In 1814, property owners James O'Hara and George Bayard established a plan of lots encompassing the area now between 11th and 15th streets. Known as the "Northern Liberties of Pittsburgh," the area was commonly referred to as "Bayardstown." Throughout the 19th century, the Strip's easy access to river and rail transportation made it ideal for industrial development.
Steel baron Andrew Carnegie got his start in the iron and steel industries with the Upper and Lower Union Mills on Smallman and 33rd streets. ALCOA also began its commercial production of aluminum in the area, the Fort Pitt Foundry cast cannons for three U.S. wars on Smallman Street, and George Westinghouse built his first air brake factory on Liberty Avenue.

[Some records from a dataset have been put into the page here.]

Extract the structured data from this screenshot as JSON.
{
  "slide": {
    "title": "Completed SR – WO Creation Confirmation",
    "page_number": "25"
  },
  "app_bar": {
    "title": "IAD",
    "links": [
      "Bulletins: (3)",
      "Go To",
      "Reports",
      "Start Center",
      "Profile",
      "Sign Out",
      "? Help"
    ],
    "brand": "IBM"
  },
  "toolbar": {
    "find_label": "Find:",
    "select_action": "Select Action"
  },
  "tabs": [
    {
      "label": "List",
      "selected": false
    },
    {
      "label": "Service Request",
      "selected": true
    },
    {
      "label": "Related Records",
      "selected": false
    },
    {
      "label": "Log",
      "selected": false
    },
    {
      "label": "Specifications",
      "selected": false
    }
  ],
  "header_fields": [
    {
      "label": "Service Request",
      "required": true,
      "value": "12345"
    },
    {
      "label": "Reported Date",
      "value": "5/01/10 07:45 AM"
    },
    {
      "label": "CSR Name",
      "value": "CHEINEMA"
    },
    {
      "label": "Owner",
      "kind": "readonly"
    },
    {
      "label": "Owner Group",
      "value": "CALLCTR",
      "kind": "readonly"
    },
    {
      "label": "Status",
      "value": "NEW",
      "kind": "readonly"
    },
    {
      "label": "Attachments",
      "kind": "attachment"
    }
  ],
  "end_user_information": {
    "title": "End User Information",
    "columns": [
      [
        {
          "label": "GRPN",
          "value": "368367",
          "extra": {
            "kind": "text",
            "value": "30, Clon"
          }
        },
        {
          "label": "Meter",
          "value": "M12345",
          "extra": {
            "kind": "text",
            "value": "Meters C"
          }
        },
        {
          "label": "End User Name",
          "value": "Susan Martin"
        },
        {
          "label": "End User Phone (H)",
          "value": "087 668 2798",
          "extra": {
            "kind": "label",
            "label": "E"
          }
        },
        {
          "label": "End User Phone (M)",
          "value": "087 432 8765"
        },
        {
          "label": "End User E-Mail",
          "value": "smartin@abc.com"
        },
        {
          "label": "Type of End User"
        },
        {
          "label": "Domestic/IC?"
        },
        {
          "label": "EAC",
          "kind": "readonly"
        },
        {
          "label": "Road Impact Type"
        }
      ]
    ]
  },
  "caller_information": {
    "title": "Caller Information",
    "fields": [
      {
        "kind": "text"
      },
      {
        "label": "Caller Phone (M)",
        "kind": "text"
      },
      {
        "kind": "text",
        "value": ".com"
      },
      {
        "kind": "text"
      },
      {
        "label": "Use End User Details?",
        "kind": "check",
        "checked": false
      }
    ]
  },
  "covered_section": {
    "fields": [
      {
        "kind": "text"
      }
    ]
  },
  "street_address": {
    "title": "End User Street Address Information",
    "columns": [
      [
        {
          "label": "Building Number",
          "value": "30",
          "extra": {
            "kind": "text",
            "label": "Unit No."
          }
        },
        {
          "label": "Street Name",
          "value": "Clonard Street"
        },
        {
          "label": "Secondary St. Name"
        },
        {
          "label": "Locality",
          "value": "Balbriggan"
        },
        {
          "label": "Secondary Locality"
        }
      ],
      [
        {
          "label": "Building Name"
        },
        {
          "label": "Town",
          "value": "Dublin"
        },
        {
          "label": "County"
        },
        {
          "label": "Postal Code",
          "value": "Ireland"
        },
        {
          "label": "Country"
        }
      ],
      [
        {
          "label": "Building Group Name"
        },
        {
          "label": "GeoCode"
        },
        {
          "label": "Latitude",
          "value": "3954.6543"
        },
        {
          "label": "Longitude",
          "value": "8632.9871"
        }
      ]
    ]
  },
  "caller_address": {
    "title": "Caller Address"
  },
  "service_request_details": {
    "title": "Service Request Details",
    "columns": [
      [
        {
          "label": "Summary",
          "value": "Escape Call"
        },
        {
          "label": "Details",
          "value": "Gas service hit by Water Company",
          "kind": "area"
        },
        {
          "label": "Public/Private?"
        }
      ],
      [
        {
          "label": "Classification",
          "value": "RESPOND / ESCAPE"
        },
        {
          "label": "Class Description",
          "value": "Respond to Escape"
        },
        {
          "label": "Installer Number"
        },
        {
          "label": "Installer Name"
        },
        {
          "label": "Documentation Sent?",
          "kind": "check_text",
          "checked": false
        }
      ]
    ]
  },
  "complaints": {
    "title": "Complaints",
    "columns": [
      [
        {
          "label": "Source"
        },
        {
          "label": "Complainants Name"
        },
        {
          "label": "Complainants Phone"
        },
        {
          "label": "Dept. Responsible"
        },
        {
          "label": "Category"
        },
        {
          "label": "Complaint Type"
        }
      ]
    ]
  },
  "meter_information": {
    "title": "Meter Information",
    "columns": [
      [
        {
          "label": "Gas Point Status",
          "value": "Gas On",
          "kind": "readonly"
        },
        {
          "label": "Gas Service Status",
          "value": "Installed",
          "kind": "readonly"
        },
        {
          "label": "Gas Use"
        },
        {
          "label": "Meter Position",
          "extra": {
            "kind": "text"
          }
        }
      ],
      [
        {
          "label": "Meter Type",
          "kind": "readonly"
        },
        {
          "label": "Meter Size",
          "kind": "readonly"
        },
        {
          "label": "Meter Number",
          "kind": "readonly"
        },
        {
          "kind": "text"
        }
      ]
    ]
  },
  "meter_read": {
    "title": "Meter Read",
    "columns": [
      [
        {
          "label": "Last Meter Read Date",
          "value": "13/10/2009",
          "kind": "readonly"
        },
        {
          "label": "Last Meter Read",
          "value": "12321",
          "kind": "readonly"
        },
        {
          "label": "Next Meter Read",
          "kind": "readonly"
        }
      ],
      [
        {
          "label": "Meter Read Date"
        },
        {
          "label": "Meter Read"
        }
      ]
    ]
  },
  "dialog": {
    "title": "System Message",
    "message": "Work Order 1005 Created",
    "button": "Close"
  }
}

In the early 20th century, many wholesale produce merchants relocated from Downtown to the Strip to be closer to the Pennsylvania Railroad yards, and the neighborhood quickly became the hub for produce businesses.
Crippled by the Great Depression and the Saint Patrick's Day Flood of 1936, many businesses shut their doors in the 1930s. Trucks began to replace railcars as the preferred method of transportation following World War II, and large chain grocery stores began purchasing directly from growers, putting many produce wholesalers out of business.
By the 1990s, dozens of retail shops opened on Penn Avenue and Smallman Street, providing a rich array of produce, ethnic foods and restaurants.
In 1996, the Senator John Heinz History opened at 1212 Smallman St., becoming the largest history museum in Pennsylvania and an affiliate of the Smithsonian Institution.
Today, the Strip provides more than 16,000 jobs and supports the grocery needs of nearly 250,000 residents in Lawrenceville, the Hill District, Downtown and the North Side. Shops such as Wholey's Fish Market, Pennsylvania Macaroni Co. and the original Primanti Brothers delight local and out-of-town visitors looking for an authentic taste of Pittsburgh.